Тянуло дымом. Въезд во двор перегораживал старый, большегрузный «КрАЗ» с нарощенными толстой сталью бортами. За бортами был виден торчащий рылом в небо ствол «КПВТ» – скорее всего, румынский. Брыш знал о том, что в Румынии заказали тысячу таких пулеметов для боевых сотен, для оснащения техники – уже очень хорош был этот пулемет как для городских боев (любую стену шьет), так и против любой техники, кроме танка. Но до боевых сотен дошло только сотни три таких пулеметов, остальные пропали по дороге. Теперь понятно, где они. Не придется удивляться, если несколько десятков таких осело в Киеве у Або Маленького и ему подобных.
Молодой, бородатый боевик, с черной шапочкой-бандиткой на голове, с автоматом – подошел к машине только после того, как керивник длинно просигналил.
– Чо надо, щирый… – спросил он.
– Абу Джабраил здесь?
– Нэ знаю.
– А кто знает?
– Аллах знает…
Боевик захохотал, довольный собственной остротой, и подавился смехом, когда керивник ударил его дверью машины.
– Я таких, как ты, бакланов беспредельных, ссаным ватником гонял, – сообщил керивник. – Резко найди Джабраила. Скажи – от Синего приехали. Понял, шпана?
Ваххабитский анклав во Львове произвел даже на не слишком «свидомого» керивника очень тяжелое впечатление.

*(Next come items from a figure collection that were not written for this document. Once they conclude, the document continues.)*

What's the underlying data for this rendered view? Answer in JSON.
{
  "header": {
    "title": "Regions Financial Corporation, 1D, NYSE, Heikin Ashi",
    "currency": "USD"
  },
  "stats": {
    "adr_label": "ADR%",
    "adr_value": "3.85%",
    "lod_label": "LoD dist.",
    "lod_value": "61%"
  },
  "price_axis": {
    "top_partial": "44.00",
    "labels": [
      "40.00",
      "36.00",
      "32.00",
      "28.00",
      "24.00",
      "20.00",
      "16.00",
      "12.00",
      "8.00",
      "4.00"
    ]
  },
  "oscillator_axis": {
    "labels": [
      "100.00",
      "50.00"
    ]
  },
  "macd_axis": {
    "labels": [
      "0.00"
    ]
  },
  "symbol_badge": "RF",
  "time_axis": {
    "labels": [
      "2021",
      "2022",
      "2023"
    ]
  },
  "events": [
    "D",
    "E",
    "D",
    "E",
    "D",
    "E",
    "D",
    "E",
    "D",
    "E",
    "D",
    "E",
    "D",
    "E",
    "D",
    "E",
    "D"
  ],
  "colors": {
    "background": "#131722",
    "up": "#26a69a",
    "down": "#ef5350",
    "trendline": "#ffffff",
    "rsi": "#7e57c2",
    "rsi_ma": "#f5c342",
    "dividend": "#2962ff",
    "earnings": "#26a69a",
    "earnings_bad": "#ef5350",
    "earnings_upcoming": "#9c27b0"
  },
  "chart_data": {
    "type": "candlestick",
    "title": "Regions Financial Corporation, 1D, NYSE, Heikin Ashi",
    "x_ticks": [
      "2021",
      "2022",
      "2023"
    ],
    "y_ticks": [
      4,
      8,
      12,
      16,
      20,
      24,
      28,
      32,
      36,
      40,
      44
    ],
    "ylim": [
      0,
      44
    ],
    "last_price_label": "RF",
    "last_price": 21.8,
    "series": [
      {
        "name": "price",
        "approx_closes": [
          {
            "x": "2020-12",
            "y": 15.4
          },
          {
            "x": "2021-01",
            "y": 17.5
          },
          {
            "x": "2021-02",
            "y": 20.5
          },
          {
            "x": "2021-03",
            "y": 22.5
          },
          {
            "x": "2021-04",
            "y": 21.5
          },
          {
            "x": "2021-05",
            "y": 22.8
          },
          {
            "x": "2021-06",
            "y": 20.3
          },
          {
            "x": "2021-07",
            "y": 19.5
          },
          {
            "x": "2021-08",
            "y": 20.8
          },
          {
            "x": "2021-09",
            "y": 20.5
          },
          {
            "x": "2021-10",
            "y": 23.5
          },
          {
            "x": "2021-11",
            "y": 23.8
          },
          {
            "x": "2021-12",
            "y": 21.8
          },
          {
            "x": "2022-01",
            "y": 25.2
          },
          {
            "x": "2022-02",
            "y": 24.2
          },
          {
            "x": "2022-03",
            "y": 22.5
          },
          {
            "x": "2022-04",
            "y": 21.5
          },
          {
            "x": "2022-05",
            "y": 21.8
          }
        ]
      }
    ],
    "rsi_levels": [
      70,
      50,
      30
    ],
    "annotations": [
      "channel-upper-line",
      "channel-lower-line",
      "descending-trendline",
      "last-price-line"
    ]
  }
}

Ваххабиты закрыли все проемы между домами кирпичной кладкой в три этажа и притащили туда машины со свалки – получились огромные баррикады. На ту сторону скидывали мусор, отчего омерзительно воняло. Прямо по двору стояли машины на месте бывшего песочника – резали баранов, тут же их свежевали. Кости собирали люди в рваной одежде, которым проходящие боевики отвешивали походя пинка. На костях было еще какое-то мясо. Бомжи – а то и рабы.
Практически у всех тут было оружие, и его было немало. Были и пулеметы, и «РПГ-7». Справа, в углу, наваривали борта двум китайским самосвалам и варили самодельную бронезащиту кабины – готовились к боям. Там же стоял переделанный в бронелетучку «КамАЗ». Везде слышалась гортанная, чужая речь, наглый, как у гиен, хохот. Разговор местных был похож на тяжелую отрыжку, сами звуки были чужими.

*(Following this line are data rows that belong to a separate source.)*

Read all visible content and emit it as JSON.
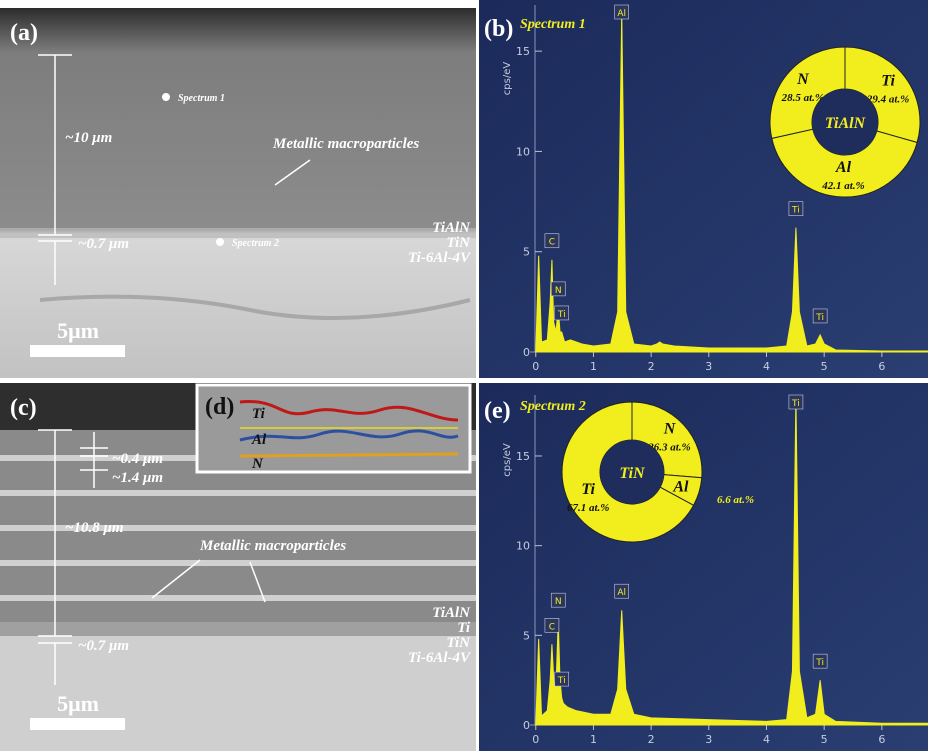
{
  "panels": {
    "a": {
      "label": "(a)",
      "spectrum_1": "Spectrum 1",
      "spectrum_2": "Spectrum 2",
      "thickness_top": "~10 μm",
      "thickness_bottom": "~0.7 μm",
      "annotation": "Metallic macroparticles",
      "layers": [
        "TiAlN",
        "TiN",
        "Ti-6Al-4V"
      ],
      "scale_bar": "5μm"
    },
    "c": {
      "label": "(c)",
      "thin_1": "~0.4 μm",
      "thin_2": "~1.4 μm",
      "thickness_top": "~10.8 μm",
      "thickness_bottom": "~0.7 μm",
      "annotation": "Metallic macroparticles",
      "layers": [
        "TiAlN",
        "Ti",
        "TiN",
        "Ti-6Al-4V"
      ],
      "scale_bar": "5μm"
    },
    "d": {
      "label": "(d)",
      "lines": [
        "Ti",
        "Al",
        "N"
      ]
    }
  },
  "chart_data": [
    {
      "type": "area",
      "panel_label": "(b)",
      "title": "Spectrum 1",
      "ylabel": "cps/eV",
      "color": "#f2ee1e",
      "x": [
        0,
        0.05,
        0.1,
        0.2,
        0.25,
        0.28,
        0.31,
        0.35,
        0.39,
        0.42,
        0.45,
        0.5,
        0.6,
        0.8,
        1.0,
        1.3,
        1.42,
        1.49,
        1.56,
        1.7,
        2.0,
        2.1,
        2.15,
        2.2,
        2.4,
        3.0,
        4.0,
        4.35,
        4.45,
        4.51,
        4.57,
        4.7,
        4.85,
        4.93,
        5.0,
        5.2,
        6.0,
        6.8
      ],
      "values": [
        0,
        4.8,
        0.5,
        0.6,
        2.5,
        4.6,
        1.5,
        1.0,
        2.2,
        1.0,
        1.0,
        0.5,
        0.6,
        0.4,
        0.3,
        0.4,
        2,
        17,
        2,
        0.4,
        0.3,
        0.4,
        0.5,
        0.4,
        0.3,
        0.2,
        0.2,
        0.3,
        2,
        6.2,
        2,
        0.3,
        0.4,
        0.85,
        0.4,
        0.1,
        0.05,
        0.05
      ],
      "peak_labels": [
        "C",
        "N",
        "Ti",
        "Al",
        "Ti",
        "Ti"
      ],
      "peak_x": [
        0.28,
        0.39,
        0.45,
        1.49,
        4.51,
        4.93
      ],
      "xlim": [
        -0.1,
        6.8
      ],
      "xticks": [
        0,
        1,
        2,
        3,
        4,
        5,
        6
      ],
      "ylim": [
        0,
        17.3
      ],
      "yticks": [
        0,
        5,
        10,
        15
      ]
    },
    {
      "type": "pie",
      "center_label": "TiAlN",
      "categories": [
        "Ti",
        "Al",
        "N"
      ],
      "values": [
        29.4,
        42.1,
        28.5
      ],
      "value_labels": [
        "29.4 at.%",
        "42.1 at.%",
        "28.5 at.%"
      ],
      "color": "#f2ee1e"
    },
    {
      "type": "area",
      "panel_label": "(e)",
      "title": "Spectrum 2",
      "ylabel": "cps/eV",
      "color": "#f2ee1e",
      "x": [
        0,
        0.05,
        0.1,
        0.2,
        0.25,
        0.28,
        0.32,
        0.36,
        0.39,
        0.42,
        0.45,
        0.48,
        0.55,
        0.7,
        1.0,
        1.3,
        1.42,
        1.49,
        1.56,
        1.7,
        2.0,
        3.0,
        4.0,
        4.35,
        4.45,
        4.51,
        4.57,
        4.7,
        4.85,
        4.93,
        5.0,
        5.2,
        6.0,
        6.8
      ],
      "values": [
        0,
        4.8,
        0.5,
        0.8,
        2.5,
        4.5,
        2,
        3,
        5.9,
        2.5,
        1.5,
        1.2,
        1.0,
        0.8,
        0.6,
        0.6,
        2,
        6.4,
        2,
        0.6,
        0.4,
        0.3,
        0.2,
        0.3,
        3,
        18.4,
        3,
        0.4,
        0.6,
        2.5,
        0.6,
        0.2,
        0.1,
        0.1
      ],
      "peak_labels": [
        "C",
        "N",
        "Ti",
        "Al",
        "Ti",
        "Ti"
      ],
      "peak_x": [
        0.28,
        0.39,
        0.45,
        1.49,
        4.51,
        4.93
      ],
      "xlim": [
        -0.1,
        6.8
      ],
      "xticks": [
        0,
        1,
        2,
        3,
        4,
        5,
        6
      ],
      "ylim": [
        0,
        18.4
      ],
      "yticks": [
        0,
        5,
        10,
        15
      ]
    },
    {
      "type": "pie",
      "center_label": "TiN",
      "categories": [
        "N",
        "Al",
        "Ti"
      ],
      "values": [
        26.3,
        6.6,
        67.1
      ],
      "value_labels": [
        "26.3 at.%",
        "6.6 at.%",
        "67.1 at.%"
      ],
      "color": "#f2ee1e"
    }
  ]
}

Вопросов, кто это такие и что тут делают, уже не было. Вопрос был только в том – когда все это адское варево выплеснется на улицы Львова. А ведь кавказцы не могут быть вторыми по определению, сколько бы их ни было – они попытаются установить свои порядки. И им плевать, кто и сколько веков тут жил. Раньше другие жили – а теперь они тут живут! И больше их ничего не интересует.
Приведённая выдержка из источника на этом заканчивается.